Literature DB >> 29904481

Occlusion of bilateral dorsal penile arteries resulting in glans necrosis in an obese male truck driver.

Jaime Camacho1, Robert Grand1, Niska Blevins1, Pranav Sharma1, Werner de Riese1, James Cammack1.   

Abstract

Ischemic penile gangrene is an uncommon urologic condition associated with significant morbidity. Etiology of the disease is due to vasculogenic ischemia of the penile tissue. Presented are a series of images from a case of a 51-year-old morbidly obese male truck driver with idiopathic ischemic penile gangrene. The patient was evaluated with penile angiography and treated with urinary diversion via suprapubic catheter placement and serial debridement of the necrotic tissue.

Entities:  

Keywords:  Ischemic penile gangrene; Penile angiography

Year:  2018        PMID: 29904481      PMCID: PMC6000132          DOI: 10.1016/j.radcr.2018.01.021

Source DB:  PubMed          Journal:  Radiol Case Rep        ISSN: 1930-0433


Introduction

Ischemic penile gangrene is a rare and understudied urologic condition associated with significant morbidity. The disease has been associated with diabetes mellitus, renal insufficiency, paraphimosis, priapism, tourniquet syndrome, venous outlet obstruction, and IV drug use [1], [2], [3]. Our knowledge of the condition remains limited, and it still occurs in patients without any clear cause. Blood flow to the penis originates from the paired internal pudendal arteries, which are branches off the internal iliac arteries. The internal pudendal arteries further branch into the bulbourethral arteries, which supply the bulb and penile urethra, the dorsal penile arteries, which supply the glans, and the cavernosal arteries, which play an integral role in the process of tumescence and erection. This complex arterial network is important in maintaining the physiological function of the penis [2]. Few cases have been published in the literature, and the reported workup and treatment for this condition is inconsistent. We report a case of a 51-year-old morbidly obese male truck driver who presented with isolated penile glans dry gangrene of unknown origin while driving across the country. This case is one of a few cases of isolated glans necrosis and includes penile angiography that emphasizes the unusual pattern of diminished blood flow consistent with the clinical findings for this patient. Although performed later in this particular patient's clinical course, penile angiography recognized the obstructed blood vessels and helped guide treatment decisions. Angiography could also have the potential to guide revascularization in early states of acute penile ischemia in certain cases.

Case presentation

The patient is a 51-year-old morbidly obese male truck driver who presented with loss of sensation and dark discoloration to the tip of his penis and difficulty with urination. His symptoms started approximately 1 week earlier while he was driving across the country for a work-related job. His only co-morbidity was morbid obesity with a body mass index of 42, and he denied any history of diabetes mellitus, renal disease, atherosclerotic disease, vasculopathy, tobacco use, and/or illicit drug abuse. The physical examination demonstrated a black, insensate glans (Fig. 1A). His complete blood count and blood chemistries were unremarkable. His hemoglobin A1C was noted to be 5.6. He had no evidence of uncontrolled hypertension and also denied tobacco use. A random urine drug screen was also negative for illicit drug use.
Fig. 1

Isolated ischemia of the penile glans. (A) Preoperative image. (B) Postoperative image showing residual glans and preservation of the corporeal bodies.

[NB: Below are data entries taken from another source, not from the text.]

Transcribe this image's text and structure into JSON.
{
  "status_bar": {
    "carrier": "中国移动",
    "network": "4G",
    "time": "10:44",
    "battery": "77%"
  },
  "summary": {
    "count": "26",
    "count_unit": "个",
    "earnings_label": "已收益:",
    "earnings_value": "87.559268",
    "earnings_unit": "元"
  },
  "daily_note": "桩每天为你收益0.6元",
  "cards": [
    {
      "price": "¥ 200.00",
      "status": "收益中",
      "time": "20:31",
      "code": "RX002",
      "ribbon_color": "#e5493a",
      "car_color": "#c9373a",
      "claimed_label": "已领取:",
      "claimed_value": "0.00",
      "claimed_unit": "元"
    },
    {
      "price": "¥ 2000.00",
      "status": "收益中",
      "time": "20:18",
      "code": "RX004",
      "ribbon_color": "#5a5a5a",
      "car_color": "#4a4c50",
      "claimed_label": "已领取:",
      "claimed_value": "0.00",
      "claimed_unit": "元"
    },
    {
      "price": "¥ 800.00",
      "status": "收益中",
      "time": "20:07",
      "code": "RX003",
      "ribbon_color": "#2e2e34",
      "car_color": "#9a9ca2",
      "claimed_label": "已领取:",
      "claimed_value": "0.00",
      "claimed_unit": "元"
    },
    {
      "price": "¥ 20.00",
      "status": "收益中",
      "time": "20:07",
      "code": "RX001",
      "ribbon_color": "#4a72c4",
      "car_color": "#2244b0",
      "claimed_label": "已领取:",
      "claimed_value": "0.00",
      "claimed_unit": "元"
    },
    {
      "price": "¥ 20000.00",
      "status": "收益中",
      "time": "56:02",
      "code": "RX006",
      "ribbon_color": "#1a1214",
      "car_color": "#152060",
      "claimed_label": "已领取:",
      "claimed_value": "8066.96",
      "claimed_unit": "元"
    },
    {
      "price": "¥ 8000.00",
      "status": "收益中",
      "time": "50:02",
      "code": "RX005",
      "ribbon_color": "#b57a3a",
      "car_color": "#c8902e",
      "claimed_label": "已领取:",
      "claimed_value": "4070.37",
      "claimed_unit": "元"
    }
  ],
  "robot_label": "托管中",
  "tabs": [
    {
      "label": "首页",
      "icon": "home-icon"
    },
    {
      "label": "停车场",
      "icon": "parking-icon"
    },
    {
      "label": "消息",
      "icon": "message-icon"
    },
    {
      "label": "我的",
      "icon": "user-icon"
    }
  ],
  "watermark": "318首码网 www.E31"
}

Isolated ischemia of the penile glans. (A) Preoperative image. (B) Postoperative image showing residual glans and preservation of the corporeal bodies. Bilateral angiography of the internal pudendal arteries (Fig. 2A and B) was performed during this patient's workup. This study revealed diminished flow through the corporal and bulbourethral arteries and complete occlusion of the dorsal penile arteries bilaterally (Fig. 2A and B). Because the patient was about 1 week out from his onset of symptoms and the penile glans was determined to be nonviable, endovascular revascularization was not attempted.
Fig. 2

Bilateral internal pudendal artery angiography. (A) Angiography of the right internal pudendal artery (1) showing diminished flow through the cavernosal and bulbourethral arteries and no flow through the dorsal penile artery (2). (B) Angiography of the left internal pudendal artery (1) showing diminished flow through the cavernosal and bulbourethral arteries and no flow through the dorsal penile artery (2).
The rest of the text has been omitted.